Merz, for his part, is correct to note the increasingly repressive and aggressive behaviour of the Chinese leadership. But Klingbeil, unlike some of his predecessors, seems to understand that naming the problem is not itself a strategy. The rare-earth bottleneck would bring German industry — that most Teutonic of secular religions — to a standstill within weeks. And the Chinese know this. They squeeze that leverage with the cool, reptilian patience of a power utterly confident in its asymmetries.

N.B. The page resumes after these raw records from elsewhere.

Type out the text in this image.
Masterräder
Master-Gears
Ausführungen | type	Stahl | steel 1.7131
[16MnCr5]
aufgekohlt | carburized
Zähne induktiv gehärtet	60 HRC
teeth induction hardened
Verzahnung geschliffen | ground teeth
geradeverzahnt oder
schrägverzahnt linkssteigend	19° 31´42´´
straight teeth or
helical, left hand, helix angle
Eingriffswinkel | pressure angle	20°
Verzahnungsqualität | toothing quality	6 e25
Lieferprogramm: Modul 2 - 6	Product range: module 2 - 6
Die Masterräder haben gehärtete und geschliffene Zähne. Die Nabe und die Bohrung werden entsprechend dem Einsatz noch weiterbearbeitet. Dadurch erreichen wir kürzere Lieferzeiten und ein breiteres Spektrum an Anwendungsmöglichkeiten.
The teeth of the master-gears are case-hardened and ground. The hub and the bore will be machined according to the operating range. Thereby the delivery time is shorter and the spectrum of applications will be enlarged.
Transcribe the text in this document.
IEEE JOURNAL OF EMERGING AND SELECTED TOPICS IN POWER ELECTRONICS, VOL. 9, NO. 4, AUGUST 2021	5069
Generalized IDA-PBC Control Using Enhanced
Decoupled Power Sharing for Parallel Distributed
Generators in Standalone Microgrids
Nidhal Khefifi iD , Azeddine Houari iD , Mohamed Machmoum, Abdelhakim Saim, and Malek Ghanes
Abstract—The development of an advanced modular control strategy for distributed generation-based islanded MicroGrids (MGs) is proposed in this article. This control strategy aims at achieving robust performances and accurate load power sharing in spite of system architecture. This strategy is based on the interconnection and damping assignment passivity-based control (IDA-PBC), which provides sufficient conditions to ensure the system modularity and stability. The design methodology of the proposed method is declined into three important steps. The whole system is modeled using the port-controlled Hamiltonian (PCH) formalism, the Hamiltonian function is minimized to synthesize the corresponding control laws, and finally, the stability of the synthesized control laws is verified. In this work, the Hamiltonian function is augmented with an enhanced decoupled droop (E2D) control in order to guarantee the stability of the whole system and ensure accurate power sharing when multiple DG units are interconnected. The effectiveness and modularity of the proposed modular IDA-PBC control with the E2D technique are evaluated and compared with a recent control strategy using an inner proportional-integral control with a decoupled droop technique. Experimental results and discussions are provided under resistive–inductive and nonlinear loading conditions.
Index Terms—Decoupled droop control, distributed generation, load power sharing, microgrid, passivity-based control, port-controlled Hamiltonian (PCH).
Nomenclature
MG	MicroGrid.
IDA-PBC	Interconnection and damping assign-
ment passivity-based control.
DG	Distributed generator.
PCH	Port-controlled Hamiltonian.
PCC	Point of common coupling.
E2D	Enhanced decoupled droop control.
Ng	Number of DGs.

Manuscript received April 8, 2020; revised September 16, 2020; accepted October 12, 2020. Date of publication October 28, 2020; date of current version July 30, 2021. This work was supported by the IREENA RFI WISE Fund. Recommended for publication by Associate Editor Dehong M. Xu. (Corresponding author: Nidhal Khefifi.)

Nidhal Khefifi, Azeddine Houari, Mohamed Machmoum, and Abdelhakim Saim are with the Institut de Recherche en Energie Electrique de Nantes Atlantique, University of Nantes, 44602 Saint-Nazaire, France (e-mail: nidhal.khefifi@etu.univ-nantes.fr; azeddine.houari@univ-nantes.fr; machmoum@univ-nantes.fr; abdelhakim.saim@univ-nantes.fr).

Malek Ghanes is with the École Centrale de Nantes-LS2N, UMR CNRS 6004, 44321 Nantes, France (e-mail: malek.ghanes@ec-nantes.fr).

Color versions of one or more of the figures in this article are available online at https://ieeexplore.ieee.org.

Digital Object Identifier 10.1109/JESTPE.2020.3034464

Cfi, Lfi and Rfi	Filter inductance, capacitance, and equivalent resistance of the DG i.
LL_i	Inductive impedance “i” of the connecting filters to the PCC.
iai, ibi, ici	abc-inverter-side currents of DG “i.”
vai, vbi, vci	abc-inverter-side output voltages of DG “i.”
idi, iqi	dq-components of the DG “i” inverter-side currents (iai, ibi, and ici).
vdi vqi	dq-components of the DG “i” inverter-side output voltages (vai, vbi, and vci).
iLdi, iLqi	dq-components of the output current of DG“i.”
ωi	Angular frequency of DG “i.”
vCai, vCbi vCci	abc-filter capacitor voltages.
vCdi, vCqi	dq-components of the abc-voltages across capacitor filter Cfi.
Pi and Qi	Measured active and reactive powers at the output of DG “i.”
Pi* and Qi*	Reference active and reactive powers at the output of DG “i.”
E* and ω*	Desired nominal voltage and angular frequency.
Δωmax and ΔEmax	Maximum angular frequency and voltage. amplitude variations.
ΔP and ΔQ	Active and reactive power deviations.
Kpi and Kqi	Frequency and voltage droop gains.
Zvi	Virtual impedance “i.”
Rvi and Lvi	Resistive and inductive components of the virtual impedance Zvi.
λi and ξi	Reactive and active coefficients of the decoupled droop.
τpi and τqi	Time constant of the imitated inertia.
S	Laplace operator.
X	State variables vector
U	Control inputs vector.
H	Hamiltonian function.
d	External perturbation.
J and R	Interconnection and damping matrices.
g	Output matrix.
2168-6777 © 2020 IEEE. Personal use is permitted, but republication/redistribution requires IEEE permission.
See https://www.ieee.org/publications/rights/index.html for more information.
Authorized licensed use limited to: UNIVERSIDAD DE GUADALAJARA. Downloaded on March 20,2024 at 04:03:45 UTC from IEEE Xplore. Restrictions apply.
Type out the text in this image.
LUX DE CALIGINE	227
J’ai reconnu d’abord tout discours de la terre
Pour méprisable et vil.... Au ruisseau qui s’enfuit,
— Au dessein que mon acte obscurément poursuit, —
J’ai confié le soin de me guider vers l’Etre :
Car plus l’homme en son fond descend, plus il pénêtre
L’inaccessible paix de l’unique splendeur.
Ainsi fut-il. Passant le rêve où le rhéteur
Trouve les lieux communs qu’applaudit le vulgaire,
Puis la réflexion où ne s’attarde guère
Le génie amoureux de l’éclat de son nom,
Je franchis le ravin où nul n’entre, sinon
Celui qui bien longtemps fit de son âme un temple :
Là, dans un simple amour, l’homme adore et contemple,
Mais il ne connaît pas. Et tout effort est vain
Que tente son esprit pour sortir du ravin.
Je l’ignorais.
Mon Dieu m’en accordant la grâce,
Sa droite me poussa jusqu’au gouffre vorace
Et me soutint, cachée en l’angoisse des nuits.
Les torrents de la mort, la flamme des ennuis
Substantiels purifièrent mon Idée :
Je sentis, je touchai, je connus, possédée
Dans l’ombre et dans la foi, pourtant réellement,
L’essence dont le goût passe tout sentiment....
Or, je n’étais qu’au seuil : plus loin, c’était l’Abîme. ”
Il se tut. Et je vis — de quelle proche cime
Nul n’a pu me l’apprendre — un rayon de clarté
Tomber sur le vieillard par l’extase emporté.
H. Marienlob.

Still, let us give Klingbeil his due: he does not bow, he bargains. He does not flatter, he probes. And in doing so he walks that thin wire between necessary engagement and fatal naivety. When he says that Beijing “would not make such promises if they did not mean them,” the line has the air of someone who knows full well it is a diplomatic fiction — but one worth maintaining until Europe has built the industries, alliances, and supply chains that will allow it to shrug off Beijing’s economic blackmail once and for all.
In contrast, China’s Vice Premier He Lifeng makes his demands with the self-assurance of a man who has long since concluded that Europe cannot tell the difference between partnership and dependency. He wants the EU to stop protecting its industries from Chinese overcapacity — the industrial equivalent of insisting a drowning man hold the fire hose a little steadier.
Meanwhile, Europe retains only one meaningful lever: access to its market. A powerful tool — but one that loses potency with each passing year as China builds alternative outlets in Asia, Africa, and Latin America. The window is open, but the draft is fading.
Whether Klingbeil’s charm offensive succeeds is almost beside the point. What matters is that he is attempting to steer Germany away from the fatal binary of grovelling engagement on the one hand and theatrical denunciation on the other. He is, in effect, trying to practice foreign policy as if Europe still had agency — which is more than can be said for many of his peers.
Helmut Schmidt would have raised an eyebrow, certainly. Perhaps two. But he would have recognised in Klingbeil a man who understands that realpolitik is not surrender — it is preparation. It is the art of buying time until you have the strength to speak without flinching. And Europe, God help it, still needs a great deal of that time.